A new method for the detection of Mycobacterium tuberculosis based on the CRISPR/Cas system

Abstract Object Mycobacterium tuberculosis (MTB) is a bacterium that can cause zoonoses by aerosol transmission. Tuberculosis (TB) caused by MTB heavily burdens world public health security. Developing efficient, specific, convenient, and inexpensive MTB assays are essential for preventing and controlling TB. Methods In this study, we established a specific detection method for MTB using the Clustered Regularly Interspersed Short Palindromic Repeats (CRISPR) system, combined with recombinase mediated isothermal nucleic acid amplification (RAA) to improve the sensitivity of the detection system and achieve “two-level” amplification of the detection signal. The sensitivity and specificity of RAA combined with the CRISPR/Cas system were analyzed. Using BACTEC 960 culture as the gold standard for detecting MTB, we established the TB-CRISPR technique by testing 504 samples from patients with suspected TB. Results MTB H37Ra could be seen as low as 3.13 CFU/mL by the CRISPR-Cas12a system targeting IS6110. With BACTEC960 culture (120 positives and 384 negatives) as the gold standard, the sensitivity of the TB-CRISPR technique was 0.883 (0.809–0.932), and the specificity was 0.940 (0.910–0.961).

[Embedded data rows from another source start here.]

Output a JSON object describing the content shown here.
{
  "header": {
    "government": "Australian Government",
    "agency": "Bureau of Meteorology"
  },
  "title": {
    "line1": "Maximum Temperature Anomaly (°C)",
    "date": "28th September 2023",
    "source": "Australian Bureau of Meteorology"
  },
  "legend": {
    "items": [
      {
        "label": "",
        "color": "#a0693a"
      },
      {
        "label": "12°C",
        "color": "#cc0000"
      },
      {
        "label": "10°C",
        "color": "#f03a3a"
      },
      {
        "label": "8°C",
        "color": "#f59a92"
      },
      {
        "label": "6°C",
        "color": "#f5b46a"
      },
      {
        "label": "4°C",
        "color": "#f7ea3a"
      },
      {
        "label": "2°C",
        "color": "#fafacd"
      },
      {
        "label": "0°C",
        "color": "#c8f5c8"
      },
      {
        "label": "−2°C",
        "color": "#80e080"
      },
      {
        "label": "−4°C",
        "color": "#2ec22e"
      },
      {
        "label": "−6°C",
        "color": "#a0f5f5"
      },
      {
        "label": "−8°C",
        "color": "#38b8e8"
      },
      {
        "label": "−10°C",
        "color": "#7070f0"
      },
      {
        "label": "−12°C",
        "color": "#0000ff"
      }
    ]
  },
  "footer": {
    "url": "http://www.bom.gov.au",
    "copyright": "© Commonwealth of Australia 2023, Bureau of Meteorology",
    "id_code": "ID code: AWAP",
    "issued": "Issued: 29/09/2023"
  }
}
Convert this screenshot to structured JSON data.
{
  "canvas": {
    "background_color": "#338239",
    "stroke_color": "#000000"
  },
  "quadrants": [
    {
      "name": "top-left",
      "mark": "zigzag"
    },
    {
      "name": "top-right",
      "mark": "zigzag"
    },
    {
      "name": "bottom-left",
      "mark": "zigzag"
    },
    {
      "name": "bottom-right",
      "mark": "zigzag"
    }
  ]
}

According to the receiver operating characteristic (ROC) curve analysis, the area under the curve (AUC) reached 0.944 (0.914–0.975) within 95% CI. The positive likelihood ratio (PLR) was 14.747 (9.870-22.035), and the negative likelihood ratio (NLR) was 0.124 (0.076–0.203). The positive predictive value (PPV) was 0.822 (0.742–0.881), and the negative predictive value (NPV) was 0.963 (0.937–0.979). Conclusion TB-CRISPR plays an essential role in the molecular diagnosis of TB. The whole detection time is less than 1.5 h. It is easy to operate and does not need complex instruments. It is of great significance for the rapid detection of MTB and the clinical diagnosis of TB.